My passion to have a successful breastfeeding relationship led me to question my ability to birth, and resulted in a scheduled C-Section. You can read more about my daughter's birth in a prior post. In recovery she was placed in my arms, and I was instructed by the recovery nurse to "stick it out." She advised me that "the first two weeks were the worst," and that I would be happy later when I stuck it out. I am so glad she told me this... because those first two weeks were worse than I had ever expected!
I kept my daughter at the breast anytime she was awake. I was cracked, sore, and bleeding by the end of the first week. I had to firmly grasp the side of my glider and bite down on my giant straw every time she latched. It. was. miserable. My husband was amazing-- he made appointments with the lactation consultants, drove us to the appointments, and even called my OB/GYN when we realized that I was having severe PPA. I seriously don't know if I would have been able to "stick out" those first few weeks without his love and support. By week two, just as the nurse had suggested, Doodle Bug and I were both starting to get the hang of it. I didn't expect the journey to be so difficult. I didn't realize it was a learning process for both mother AND baby... as a matter of fact, just the other day when Doodle Bug accidentally bit down while nursing and talking I had to remind myself that it is STILL a learning process. Isn't that parenthood in general though?

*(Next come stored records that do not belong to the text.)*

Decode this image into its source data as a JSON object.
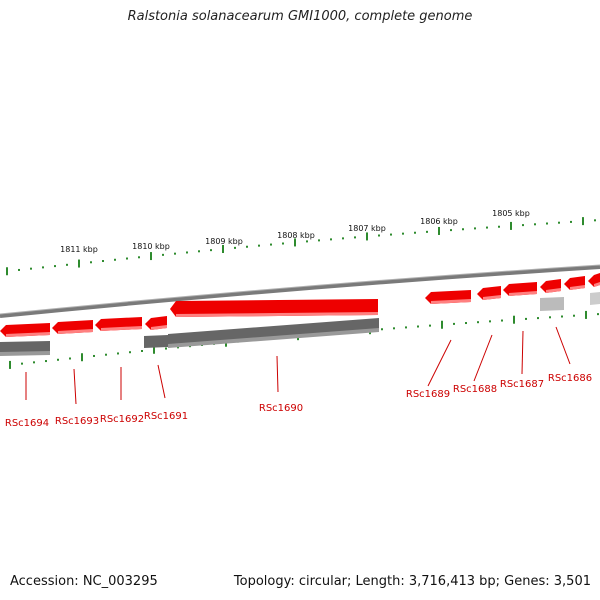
{
  "title": "Ralstonia solanacearum GMI1000, complete genome",
  "footer": {
    "accession": "Accession: NC_003295",
    "summary": "Topology: circular; Length: 3,716,413 bp; Genes: 3,501"
  },
  "colors": {
    "forward_gene": "#ee0000",
    "reverse_gene": "#666666",
    "pseudo_gene": "#bbbbbb",
    "ticks": "#2e8b2e",
    "backbone": "#888888",
    "label": "#cc0000"
  },
  "scale_labels": [
    "1811 kbp",
    "1810 kbp",
    "1809 kbp",
    "1808 kbp",
    "1807 kbp",
    "1806 kbp",
    "1805 kbp"
  ],
  "gene_labels": [
    "RSc1694",
    "RSc1693",
    "RSc1692",
    "RSc1691",
    "RSc1690",
    "RSc1689",
    "RSc1688",
    "RSc1687",
    "RSc1686"
  ]
}
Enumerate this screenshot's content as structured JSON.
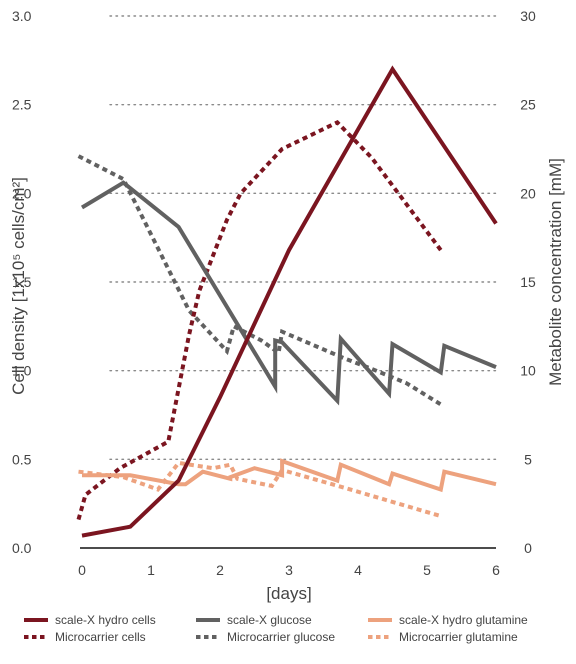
{
  "chart_data": {
    "type": "line",
    "xlabel": "[days]",
    "ylabel_left": "Cell density [1x10⁵ cells/cm²]",
    "ylabel_right": "Metabolite concentration [mM]",
    "xlim": [
      0,
      6
    ],
    "ylim_left": [
      0,
      3.0
    ],
    "ylim_right": [
      0,
      30
    ],
    "x_ticks": [
      "0",
      "1",
      "2",
      "3",
      "4",
      "5",
      "6"
    ],
    "y_left_ticks": [
      "0.0",
      "0.5",
      "1.0",
      "1.5",
      "2.0",
      "2.5",
      "3.0"
    ],
    "y_right_ticks": [
      "0",
      "5",
      "10",
      "15",
      "20",
      "25",
      "30"
    ],
    "grid": "horizontal dotted",
    "legend_position": "bottom",
    "series": [
      {
        "name": "scale-X hydro cells",
        "axis": "left",
        "color": "#7b1520",
        "dash": "solid",
        "x": [
          0,
          0.7,
          1.4,
          2,
          3,
          4.5,
          6
        ],
        "y": [
          0.07,
          0.12,
          0.38,
          0.85,
          1.68,
          2.7,
          1.83
        ]
      },
      {
        "name": "scale-X glucose",
        "axis": "right",
        "color": "#616161",
        "dash": "solid",
        "x": [
          0,
          0.6,
          1.4,
          2.8,
          2.8,
          2.9,
          3.7,
          3.75,
          4.45,
          4.5,
          5.2,
          5.25,
          6
        ],
        "y": [
          19.2,
          20.6,
          18.1,
          9.1,
          11.7,
          11.6,
          8.3,
          11.8,
          8.7,
          11.5,
          9.9,
          11.4,
          10.2
        ]
      },
      {
        "name": "scale-X hydro glutamine",
        "axis": "right",
        "color": "#eda27e",
        "dash": "solid",
        "x": [
          0,
          0.7,
          1.4,
          1.5,
          1.75,
          2.15,
          2.15,
          2.5,
          2.9,
          2.9,
          3.7,
          3.75,
          4.45,
          4.5,
          5.2,
          5.25,
          6
        ],
        "y": [
          4.1,
          4.1,
          3.6,
          3.6,
          4.3,
          3.9,
          4.0,
          4.5,
          4.1,
          4.9,
          3.8,
          4.7,
          3.6,
          4.2,
          3.3,
          4.3,
          3.6
        ]
      },
      {
        "name": "Microcarrier cells",
        "axis": "left",
        "color": "#7b1520",
        "dash": "dotted",
        "x": [
          -0.05,
          0.05,
          0.55,
          1.25,
          1.55,
          1.7,
          2.1,
          2.3,
          2.9,
          3.7,
          4.2,
          5.2
        ],
        "y": [
          0.16,
          0.3,
          0.45,
          0.6,
          1.2,
          1.45,
          1.85,
          2.0,
          2.25,
          2.4,
          2.2,
          1.68
        ]
      },
      {
        "name": "Microcarrier glucose",
        "axis": "right",
        "color": "#616161",
        "dash": "dotted",
        "x": [
          -0.05,
          0.6,
          1.55,
          2.1,
          2.2,
          2.6,
          2.85,
          2.9,
          3.8,
          4.2,
          4.7,
          5.2
        ],
        "y": [
          22.1,
          20.8,
          13.4,
          11.1,
          12.5,
          11.7,
          11.0,
          12.2,
          10.7,
          10.1,
          9.3,
          8.1
        ]
      },
      {
        "name": "Microcarrier glutamine",
        "axis": "right",
        "color": "#eda27e",
        "dash": "dotted",
        "x": [
          -0.05,
          0.6,
          1.1,
          1.4,
          1.9,
          2.15,
          2.25,
          2.75,
          2.9,
          3.8,
          4.5,
          5.2
        ],
        "y": [
          4.3,
          4.0,
          3.3,
          4.8,
          4.5,
          4.7,
          3.9,
          3.5,
          4.4,
          3.4,
          2.6,
          1.8
        ]
      }
    ]
  }
}
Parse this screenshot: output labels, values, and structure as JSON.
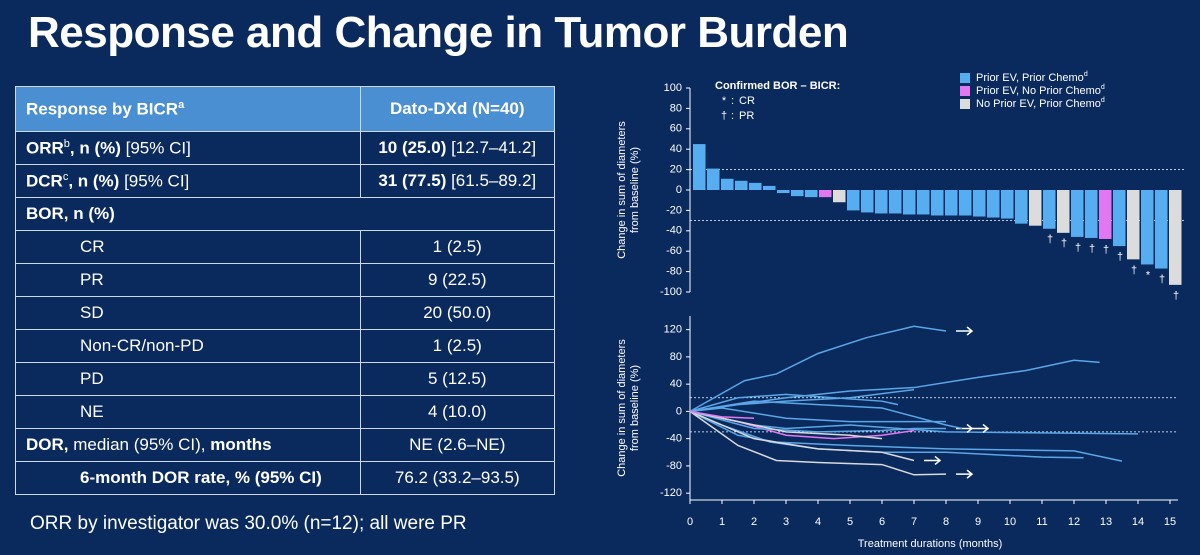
{
  "title": "Response and Change in Tumor Burden",
  "table": {
    "rows": [
      {
        "head": true,
        "cells": [
          [
            {
              "text": "Response by BICR",
              "style": "bold"
            },
            {
              "text": "a",
              "style": "sup"
            }
          ],
          [
            {
              "text": "Dato-DXd (N=40)",
              "style": "bold"
            }
          ]
        ]
      },
      {
        "cells": [
          [
            {
              "text": "ORR",
              "style": "bold"
            },
            {
              "text": "b",
              "style": "sup"
            },
            {
              "text": ", n (%)",
              "style": "bold"
            },
            {
              "text": " [95% CI]",
              "style": "normal"
            }
          ],
          [
            {
              "text": "10 (25.0)",
              "style": "bold"
            },
            {
              "text": " [12.7–41.2]",
              "style": "normal"
            }
          ]
        ]
      },
      {
        "cells": [
          [
            {
              "text": "DCR",
              "style": "bold"
            },
            {
              "text": "c",
              "style": "sup"
            },
            {
              "text": ", n (%)",
              "style": "bold"
            },
            {
              "text": " [95% CI]",
              "style": "normal"
            }
          ],
          [
            {
              "text": "31 (77.5)",
              "style": "bold"
            },
            {
              "text": " [61.5–89.2]",
              "style": "normal"
            }
          ]
        ]
      },
      {
        "cells": [
          [
            {
              "text": "BOR, n (%)",
              "style": "bold"
            }
          ]
        ]
      },
      {
        "indent": true,
        "cells": [
          [
            {
              "text": "CR",
              "style": "normal"
            }
          ],
          [
            {
              "text": "1 (2.5)",
              "style": "normal"
            }
          ]
        ]
      },
      {
        "indent": true,
        "cells": [
          [
            {
              "text": "PR",
              "style": "normal"
            }
          ],
          [
            {
              "text": "9 (22.5)",
              "style": "normal"
            }
          ]
        ]
      },
      {
        "indent": true,
        "cells": [
          [
            {
              "text": "SD",
              "style": "normal"
            }
          ],
          [
            {
              "text": "20 (50.0)",
              "style": "normal"
            }
          ]
        ]
      },
      {
        "indent": true,
        "cells": [
          [
            {
              "text": "Non-CR/non-PD",
              "style": "normal"
            }
          ],
          [
            {
              "text": "1 (2.5)",
              "style": "normal"
            }
          ]
        ]
      },
      {
        "indent": true,
        "cells": [
          [
            {
              "text": "PD",
              "style": "normal"
            }
          ],
          [
            {
              "text": "5 (12.5)",
              "style": "normal"
            }
          ]
        ]
      },
      {
        "indent": true,
        "cells": [
          [
            {
              "text": "NE",
              "style": "normal"
            }
          ],
          [
            {
              "text": "4 (10.0)",
              "style": "normal"
            }
          ]
        ]
      },
      {
        "cells": [
          [
            {
              "text": "DOR,",
              "style": "bold"
            },
            {
              "text": " median ",
              "style": "normal"
            },
            {
              "text": "(95% CI),",
              "style": "normal"
            },
            {
              "text": " months",
              "style": "bold"
            }
          ],
          [
            {
              "text": "NE (2.6–NE)",
              "style": "normal"
            }
          ]
        ]
      },
      {
        "indent": true,
        "cells": [
          [
            {
              "text": "6-month DOR rate, % (95% CI)",
              "style": "bold"
            }
          ],
          [
            {
              "text": "76.2 (33.2–93.5)",
              "style": "normal"
            }
          ]
        ]
      }
    ]
  },
  "footnote": "ORR by investigator was 30.0% (n=12); all were PR",
  "chart_data": [
    {
      "type": "waterfall",
      "ylabel": [
        "Change in sum of diameters",
        "from baseline (%)"
      ],
      "ylim": [
        -100,
        100
      ],
      "yticks": [
        -100,
        -80,
        -60,
        -40,
        -20,
        0,
        20,
        40,
        60,
        80,
        100
      ],
      "ref_lines": [
        20,
        -30
      ],
      "values": [
        45,
        21,
        11,
        9,
        7,
        4,
        -3,
        -6,
        -7,
        -7,
        -12,
        -20,
        -22,
        -23,
        -23,
        -24,
        -24,
        -25,
        -25,
        -25,
        -26,
        -27,
        -28,
        -33,
        -35,
        -38,
        -42,
        -46,
        -47,
        -48,
        -55,
        -68,
        -73,
        -77,
        -93
      ],
      "groups": [
        0,
        0,
        0,
        0,
        0,
        0,
        0,
        0,
        0,
        1,
        2,
        0,
        0,
        0,
        0,
        0,
        0,
        0,
        0,
        0,
        0,
        0,
        0,
        0,
        2,
        0,
        2,
        0,
        0,
        1,
        0,
        2,
        0,
        0,
        2
      ],
      "markers": [
        null,
        null,
        null,
        null,
        null,
        null,
        null,
        null,
        null,
        null,
        null,
        null,
        null,
        null,
        null,
        null,
        null,
        null,
        null,
        null,
        null,
        null,
        null,
        null,
        null,
        "†",
        "†",
        "†",
        "†",
        "†",
        "†",
        "†",
        "*",
        "†",
        "†"
      ],
      "legend": [
        {
          "name": "Prior EV, Prior Chemo",
          "sup": "d",
          "color": "#56aef0"
        },
        {
          "name": "Prior EV, No Prior Chemo",
          "sup": "d",
          "color": "#e277f2"
        },
        {
          "name": "No Prior EV, Prior Chemo",
          "sup": "d",
          "color": "#dcdcdc"
        }
      ],
      "note": {
        "title": "Confirmed BOR – BICR:",
        "items": [
          {
            "symbol": "*",
            "label": "CR"
          },
          {
            "symbol": "†",
            "label": "PR"
          }
        ]
      }
    },
    {
      "type": "line",
      "ylabel": [
        "Change in sum of diameters",
        "from baseline (%)"
      ],
      "xlabel": "Treatment durations (months)",
      "xlim": [
        0,
        15
      ],
      "xticks": [
        0,
        1,
        2,
        3,
        4,
        5,
        6,
        7,
        8,
        9,
        10,
        11,
        12,
        13,
        14,
        15
      ],
      "ylim": [
        -130,
        140
      ],
      "yticks": [
        -120,
        -80,
        -40,
        0,
        40,
        80,
        120
      ],
      "ref_lines": [
        20,
        -30
      ],
      "series": [
        {
          "color": "#5aa6e6",
          "ongoing": true,
          "x": [
            0,
            1.7,
            2.7,
            4,
            5.5,
            7,
            8
          ],
          "values": [
            0,
            45,
            55,
            85,
            108,
            125,
            118
          ]
        },
        {
          "color": "#5aa6e6",
          "x": [
            0,
            3,
            5,
            7,
            9,
            10.5,
            12,
            12.8
          ],
          "values": [
            0,
            20,
            30,
            35,
            50,
            60,
            75,
            72
          ]
        },
        {
          "color": "#5aa6e6",
          "x": [
            0,
            1.5,
            3,
            5,
            7
          ],
          "values": [
            0,
            10,
            15,
            20,
            32
          ]
        },
        {
          "color": "#5aa6e6",
          "x": [
            0,
            1,
            2,
            3,
            5,
            8,
            14
          ],
          "values": [
            0,
            -10,
            -20,
            -25,
            -20,
            -30,
            -33
          ]
        },
        {
          "color": "#5aa6e6",
          "x": [
            0,
            1.5,
            2.7,
            5,
            8,
            12,
            13.5
          ],
          "values": [
            0,
            -35,
            -45,
            -50,
            -55,
            -58,
            -73
          ]
        },
        {
          "color": "#5aa6e6",
          "x": [
            0,
            1,
            2.5,
            4,
            6,
            8,
            11,
            12.3
          ],
          "values": [
            0,
            -20,
            -45,
            -55,
            -60,
            -60,
            -67,
            -68
          ]
        },
        {
          "color": "#d9d9d9",
          "ongoing": true,
          "x": [
            0,
            1.5,
            2.7,
            4,
            6,
            7,
            8
          ],
          "values": [
            0,
            -50,
            -72,
            -75,
            -78,
            -93,
            -92
          ]
        },
        {
          "color": "#d9d9d9",
          "ongoing": true,
          "x": [
            0,
            2,
            4,
            6,
            7
          ],
          "values": [
            0,
            -40,
            -55,
            -60,
            -72
          ]
        },
        {
          "color": "#e277f2",
          "x": [
            0,
            1.5,
            3,
            4.5,
            6,
            7
          ],
          "values": [
            0,
            -15,
            -35,
            -40,
            -35,
            -28
          ]
        },
        {
          "color": "#5aa6e6",
          "ongoing": true,
          "x": [
            0,
            2,
            4,
            6,
            7,
            8
          ],
          "values": [
            0,
            -25,
            -30,
            -28,
            -25,
            -25
          ]
        },
        {
          "color": "#5aa6e6",
          "ongoing": true,
          "x": [
            0,
            2,
            4,
            6,
            8,
            8.5
          ],
          "values": [
            0,
            15,
            10,
            5,
            -20,
            -25
          ]
        },
        {
          "color": "#5aa6e6",
          "x": [
            0,
            1,
            3,
            5,
            8
          ],
          "values": [
            0,
            5,
            -10,
            -15,
            -15
          ]
        },
        {
          "color": "#d9d9d9",
          "x": [
            0,
            2,
            3,
            5,
            6
          ],
          "values": [
            0,
            -20,
            -30,
            -35,
            -40
          ]
        },
        {
          "color": "#5aa6e6",
          "x": [
            0,
            1.5,
            3,
            6,
            6.5
          ],
          "values": [
            0,
            20,
            25,
            15,
            10
          ]
        },
        {
          "color": "#e277f2",
          "x": [
            0,
            1,
            2
          ],
          "values": [
            0,
            -8,
            -10
          ]
        }
      ]
    }
  ]
}
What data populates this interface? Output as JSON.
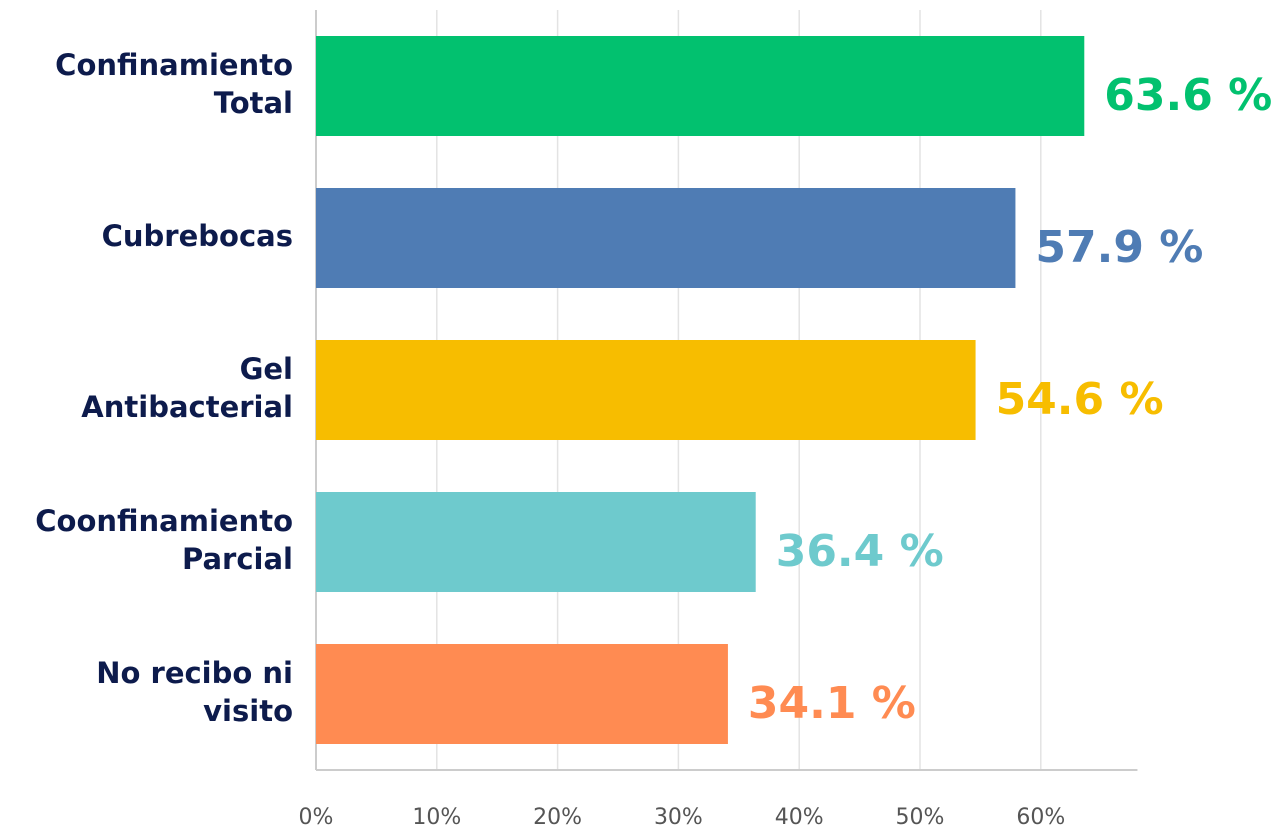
{
  "chart_data": {
    "type": "barh",
    "categories": [
      [
        "Confinamiento",
        "Total"
      ],
      [
        "Cubrebocas"
      ],
      [
        "Gel",
        "Antibacterial"
      ],
      [
        "Coonfinamiento",
        "Parcial"
      ],
      [
        "No recibo ni",
        "visito"
      ]
    ],
    "values": [
      63.6,
      57.9,
      54.6,
      36.4,
      34.1
    ],
    "value_labels": [
      "63.6 %",
      "57.9 %",
      "54.6 %",
      "36.4 %",
      "34.1 %"
    ],
    "colors": [
      "#02c16f",
      "#4f7cb4",
      "#f7bd00",
      "#6ecacd",
      "#ff8b52"
    ],
    "xlim": [
      0,
      68
    ],
    "xticks": [
      {
        "value": 0,
        "label": "0%"
      },
      {
        "value": 10,
        "label": "10%"
      },
      {
        "value": 20,
        "label": "20%"
      },
      {
        "value": 30,
        "label": "30%"
      },
      {
        "value": 40,
        "label": "40%"
      },
      {
        "value": 50,
        "label": "50%"
      },
      {
        "value": 60,
        "label": "60%"
      }
    ],
    "grid": true
  }
}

What I love about breastfeeding:
- I love that my body (pretty much exclusively) was able to sustain the life of my child for the first year of life.
- I love that my daughter has been completely healthy for the first 21 months of her life.
- I love that when I now see a mom nursing her baby my heart overflows with the love I feel for my child.
- I love that we were able to easily travel with her (milk on tap!)
- I love that when she falls down, scratches her knee, gets scared, etc I can easily comfort her.
- I love that she intuitively knows how to increase/ alter my milk supply to fit her nutritional needs (this STILL amazes me).
- I love that when I was exhausted due to the job of nursing a wiggly toddler (she was about 16 months old) she climbed down off me and the couch went to go play, but hesitated and turned back around and said "tank choo, mama."
- I love that she giggles now when after a long day of mom working all day we are finally able to sit down on the couch to nurse.
- I love when I hear her trying to hum a tune while nursing and tracing her finger on my chest making little shapes.
- I love the confidence in myself, my body, and my decisions this amazing breastfeeding relationship has provided me.
Oh, and biting and hair pulling, too-- those are no fun as well.
I am so happy with my decision, and I love advocating for breastfeeding. I started up my Lactation Cookie Company in January so that I could help other moms that might have been in the same boat as me-- wanting to nurse, and reaching out for help from those around them.
I truly believe that breastfeeding has made me a more confident woman, and subsequently a confident mother.
Now I better go get some rest... my toddler will be up for her midnight snack in just a few short hours :) Our philosophy? When the baby cries... Feed it-- that's our approach to AP and BFing. No need for a schedule. She lets us know when she is hungry, tired, needs to be changed, wants to be held... we are just here to follow her cues.